The pentatricopeptide repeat protein Rmd9 recognizes the dodecameric element in the 3'-UTRs of yeast mitochondrial mRNAs.

Stabilization of messenger RNA is an important step in posttranscriptional gene regulation. In the nucleus and cytoplasm of eukaryotic cells it is generally achieved by 5' capping and 3' polyadenylation, whereas additional mechanisms exist in bacteria and organelles. The mitochondrial mRNAs in the yeast Saccharomyces cerevisiae comprise a dodecamer sequence element that confers RNA stability and 3'-end processing via an unknown mechanism. Here, we isolated the protein that binds the dodecamer and identified it as Rmd9, a factor that is known to stabilize yeast mitochondrial RNA. We show that Rmd9 associates with mRNA around dodecamer elements in vivo and that recombinant Rmd9 specifically binds the element in vitro. The crystal structure of Rmd9 bound to its dodecamer target reveals that Rmd9 belongs to the family of pentatricopeptide (PPR) proteins and uses a previously unobserved mode of specific RNA recognition. Rmd9 protects RNA from degradation by the mitochondrial 3'-exoribonuclease complex mtEXO in vitro, indicating that recognition and binding of the dodecamer element by Rmd9 confers stability to yeast mitochondrial mRNAs.

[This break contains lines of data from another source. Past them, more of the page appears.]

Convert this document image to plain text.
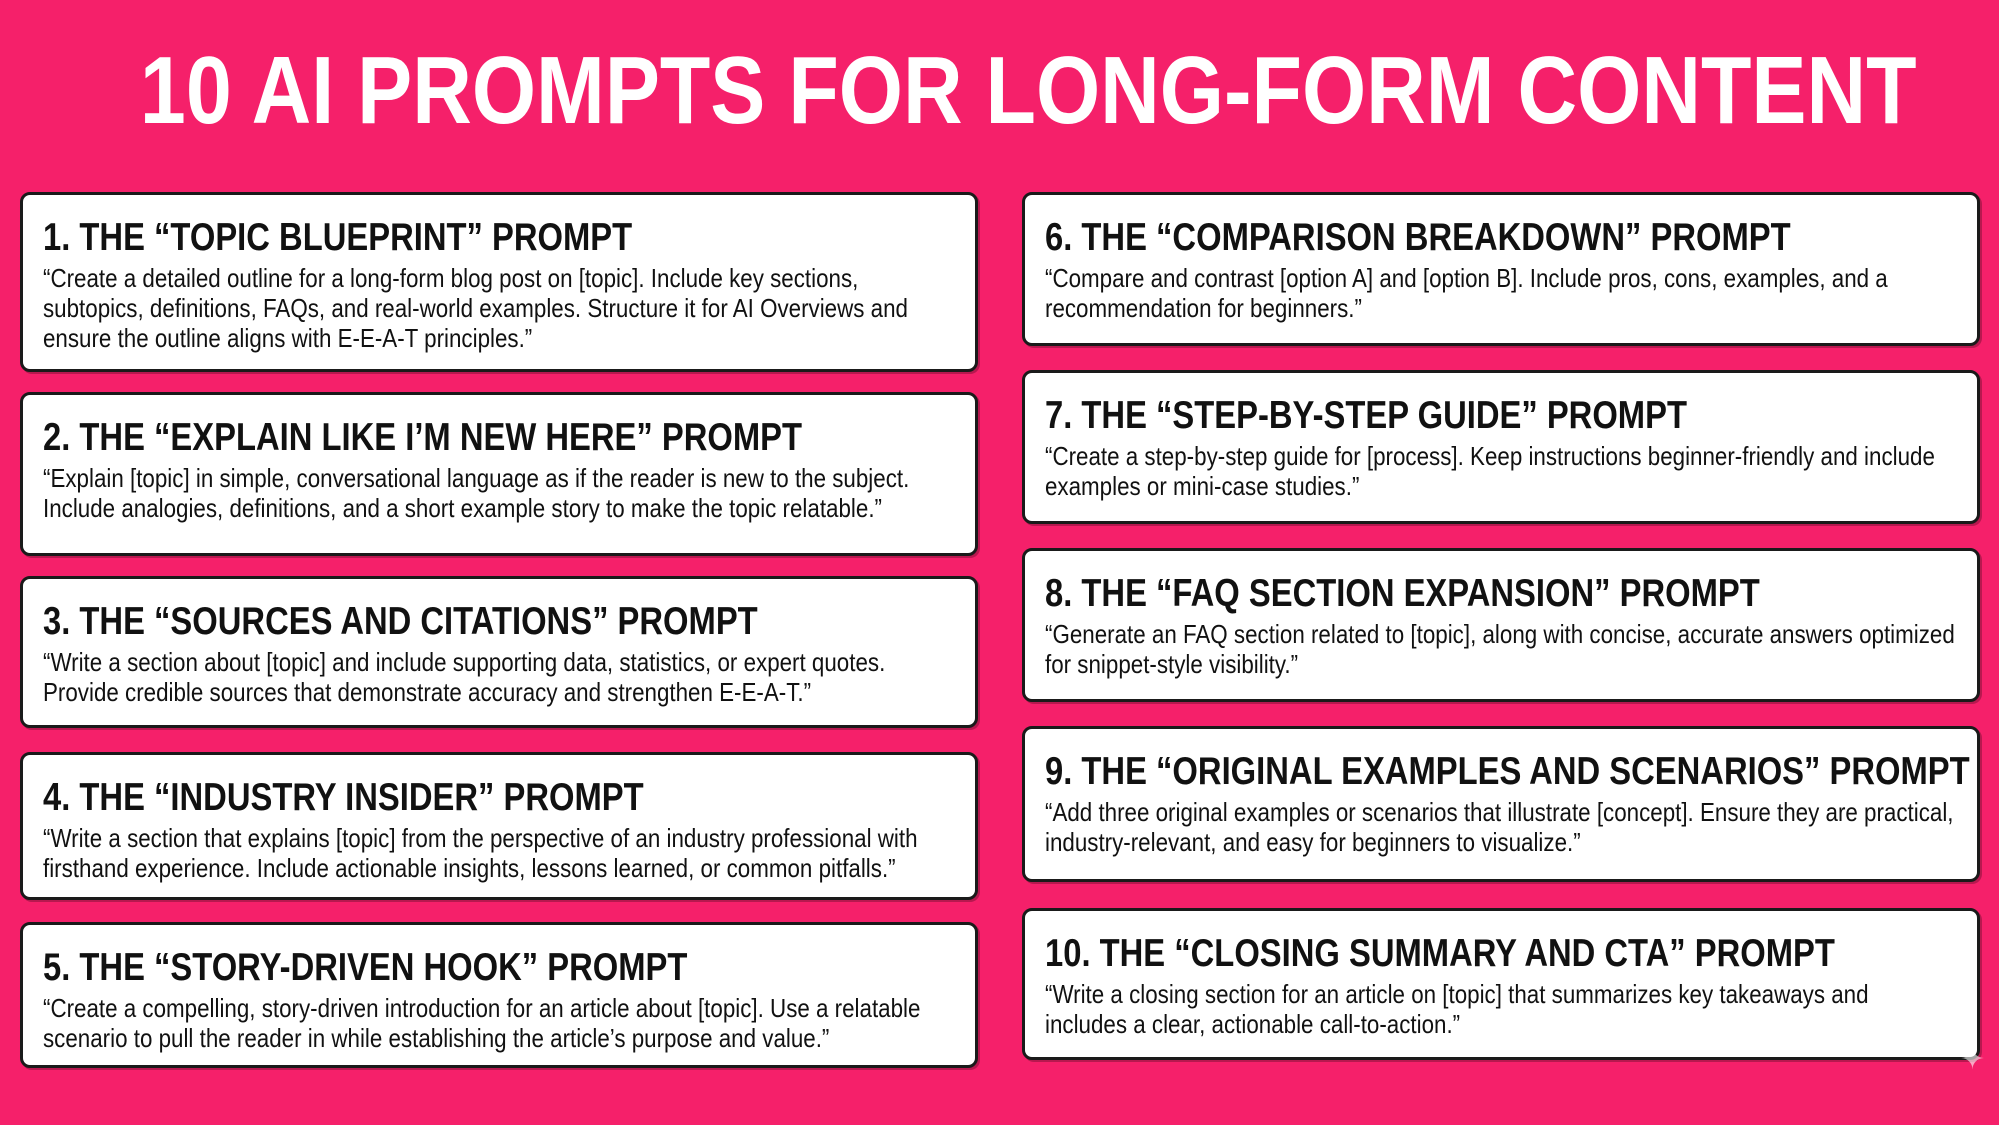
10 AI PROMPTS FOR LONG-FORM CONTENT
1. THE “TOPIC BLUEPRINT” PROMPT
“Create a detailed outline for a long-form blog post on [topic]. Include key sections, subtopics, definitions, FAQs, and real-world examples. Structure it for AI Overviews and ensure the outline aligns with E-E-A-T principles.”
2. THE “EXPLAIN LIKE I’M NEW HERE” PROMPT
“Explain [topic] in simple, conversational language as if the reader is new to the subject. Include analogies, definitions, and a short example story to make the topic relatable.”
3. THE “SOURCES AND CITATIONS” PROMPT
“Write a section about [topic] and include supporting data, statistics, or expert quotes. Provide credible sources that demonstrate accuracy and strengthen E-E-A-T.”
4. THE “INDUSTRY INSIDER” PROMPT
“Write a section that explains [topic] from the perspective of an industry professional with firsthand experience. Include actionable insights, lessons learned, or common pitfalls.”
5. THE “STORY-DRIVEN HOOK” PROMPT
“Create a compelling, story-driven introduction for an article about [topic]. Use a relatable scenario to pull the reader in while establishing the article’s purpose and value.”
6. THE “COMPARISON BREAKDOWN” PROMPT
“Compare and contrast [option A] and [option B]. Include pros, cons, examples, and a recommendation for beginners.”
7. THE “STEP-BY-STEP GUIDE” PROMPT
“Create a step-by-step guide for [process]. Keep instructions beginner-friendly and include examples or mini-case studies.”
8. THE “FAQ SECTION EXPANSION” PROMPT
“Generate an FAQ section related to [topic], along with concise, accurate answers optimized for snippet-style visibility.”
9. THE “ORIGINAL EXAMPLES AND SCENARIOS” PROMPT
“Add three original examples or scenarios that illustrate [concept]. Ensure they are practical, industry-relevant, and easy for beginners to visualize.”
10. THE “CLOSING SUMMARY AND CTA” PROMPT
“Write a closing section for an article on [topic] that summarizes key takeaways and includes a clear, actionable call-to-action.”
✦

Yeast DEAD box protein Mss116p is a transcription elongation factor that modulates the activity of mitochondrial RNA polymerase.

DEAD box proteins have been widely implicated in regulation of gene expression. Here, we show that the yeast Saccharomyces cerevisiae DEAD box protein Mss116p, previously known as a mitochondrial splicing factor, also acts as a transcription factor that modulates the activity of the single-subunit mitochondrial RNA polymerase encoded by RPO41. Binding of Mss116p stabilizes paused mitochondrial RNA polymerase elongation complexes in vitro and favors the posttranslocated state of the enzyme, resulting in a lower concentration of nucleotide substrate required to escape the pause; this mechanism of action is similar to that of elongation factors that enhance the processivity of multisubunit RNA polymerases. In a yeast strain in which the RNA splicing-related functions of Mss116p are dispensable, overexpression of RPO41 or MSS116 increases cell survival from colonies that were exposed to low temperature, suggesting a role for Mss116p in enhancing the efficiency of mitochondrial transcription under stress conditions.

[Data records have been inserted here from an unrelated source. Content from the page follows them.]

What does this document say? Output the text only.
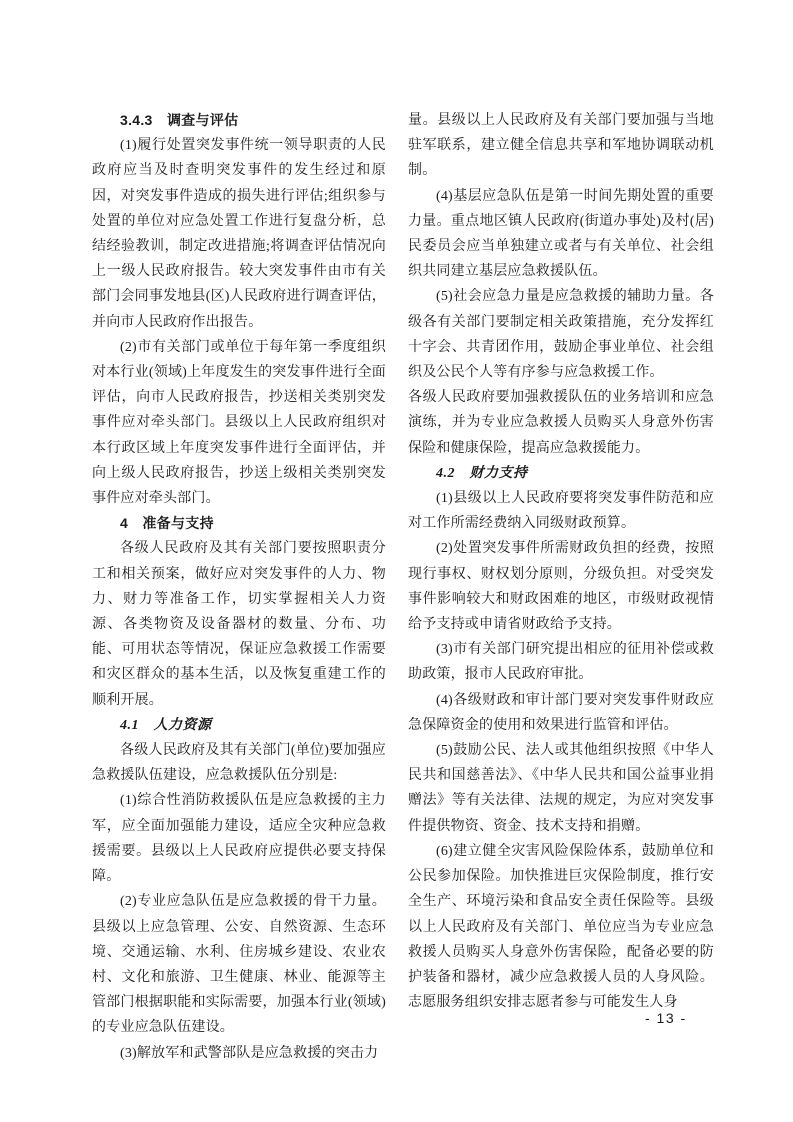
3.4.3　调查与评估
(1)履行处置突发事件统一领导职责的人民政府应当及时查明突发事件的发生经过和原因，对突发事件造成的损失进行评估;组织参与处置的单位对应急处置工作进行复盘分析，总结经验教训，制定改进措施;将调查评估情况向上一级人民政府报告。较大突发事件由市有关部门会同事发地县(区)人民政府进行调查评估，并向市人民政府作出报告。
(2)市有关部门或单位于每年第一季度组织对本行业(领域)上年度发生的突发事件进行全面评估，向市人民政府报告，抄送相关类别突发事件应对牵头部门。县级以上人民政府组织对本行政区域上年度突发事件进行全面评估，并向上级人民政府报告，抄送上级相关类别突发事件应对牵头部门。
4　准备与支持
各级人民政府及其有关部门要按照职责分工和相关预案，做好应对突发事件的人力、物力、财力等准备工作，切实掌握相关人力资源、各类物资及设备器材的数量、分布、功能、可用状态等情况，保证应急救援工作需要和灾区群众的基本生活，以及恢复重建工作的顺利开展。
4.1　人力资源
各级人民政府及其有关部门(单位)要加强应急救援队伍建设，应急救援队伍分别是:
(1)综合性消防救援队伍是应急救援的主力军，应全面加强能力建设，适应全灾种应急救援需要。县级以上人民政府应提供必要支持保障。
(2)专业应急队伍是应急救援的骨干力量。县级以上应急管理、公安、自然资源、生态环境、交通运输、水利、住房城乡建设、农业农村、文化和旅游、卫生健康、林业、能源等主管部门根据职能和实际需要，加强本行业(领域)的专业应急队伍建设。
(3)解放军和武警部队是应急救援的突击力
量。县级以上人民政府及有关部门要加强与当地驻军联系，建立健全信息共享和军地协调联动机制。
(4)基层应急队伍是第一时间先期处置的重要力量。重点地区镇人民政府(街道办事处)及村(居)民委员会应当单独建立或者与有关单位、社会组织共同建立基层应急救援队伍。
(5)社会应急力量是应急救援的辅助力量。各级各有关部门要制定相关政策措施，充分发挥红十字会、共青团作用，鼓励企事业单位、社会组织及公民个人等有序参与应急救援工作。
各级人民政府要加强救援队伍的业务培训和应急演练，并为专业应急救援人员购买人身意外伤害保险和健康保险，提高应急救援能力。
4.2　财力支持
(1)县级以上人民政府要将突发事件防范和应对工作所需经费纳入同级财政预算。
(2)处置突发事件所需财政负担的经费，按照现行事权、财权划分原则，分级负担。对受突发事件影响较大和财政困难的地区，市级财政视情给予支持或申请省财政给予支持。
(3)市有关部门研究提出相应的征用补偿或救助政策，报市人民政府审批。
(4)各级财政和审计部门要对突发事件财政应急保障资金的使用和效果进行监管和评估。
(5)鼓励公民、法人或其他组织按照《中华人民共和国慈善法》、《中华人民共和国公益事业捐赠法》等有关法律、法规的规定，为应对突发事件提供物资、资金、技术支持和捐赠。
(6)建立健全灾害风险保险体系，鼓励单位和公民参加保险。加快推进巨灾保险制度，推行安全生产、环境污染和食品安全责任保险等。县级以上人民政府及有关部门、单位应当为专业应急救援人员购买人身意外伤害保险，配备必要的防护装备和器材，减少应急救援人员的人身风险。志愿服务组织安排志愿者参与可能发生人身
- 13 -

Identification of proteins associated with the yeast mitochondrial RNA polymerase by tandem affinity purification.

The abundance of mitochondrial (mt) transcripts varies under different conditions, and is thought to depend upon rates of transcription initiation, transcription termination/attenuation and RNA processing/degradation. The requirement to maintain the balance between RNA synthesis and processing may involve coordination between these processes; however, little is known about factors that regulate the activity of mtRNA polymerase (mtRNAP). Recent attempts to identify mtRNAP-protein interactions in yeast by means of a generalized tandem affinity purification (TAP) protocol were not successful, most likely because they involved a C-terminal mtRNAP-TAP fusion (which is incompatible with mtRNAP function) and because of the use of whole-cell solubilization protocols that did not preserve the integrity of mt protein complexes. Based upon the structure of T7 RNAP (to which mtRNAPs show high sequence similarity), we identified positions in yeast mtRNAP that allow insertion of a small affinity tag, confirmed the mature N-terminus, constructed a functional N-terminal TAP-mtRNAP fusion, pulled down associated proteins, and identified them by LC-MS-MS. Among the proteins found in the pull-down were a DEAD-box protein (Mss116p) and an RNA-binding protein (Pet127p). Previous genetic experiments suggested a role for these proteins in linking transcription and RNA degradation, in that a defect in the mt degradadosome could be suppressed by overexpression of either of these proteins or, independently, by mutations in either mtRNAP or its initiation factor Mtf1p. Further, we found that Mss116p inhibits transcription by mtRNAP in vitro in a steady-state reaction. Our results support the hypothesis that Mss116p and Pet127p are involved in modulation of mtRNAP activity.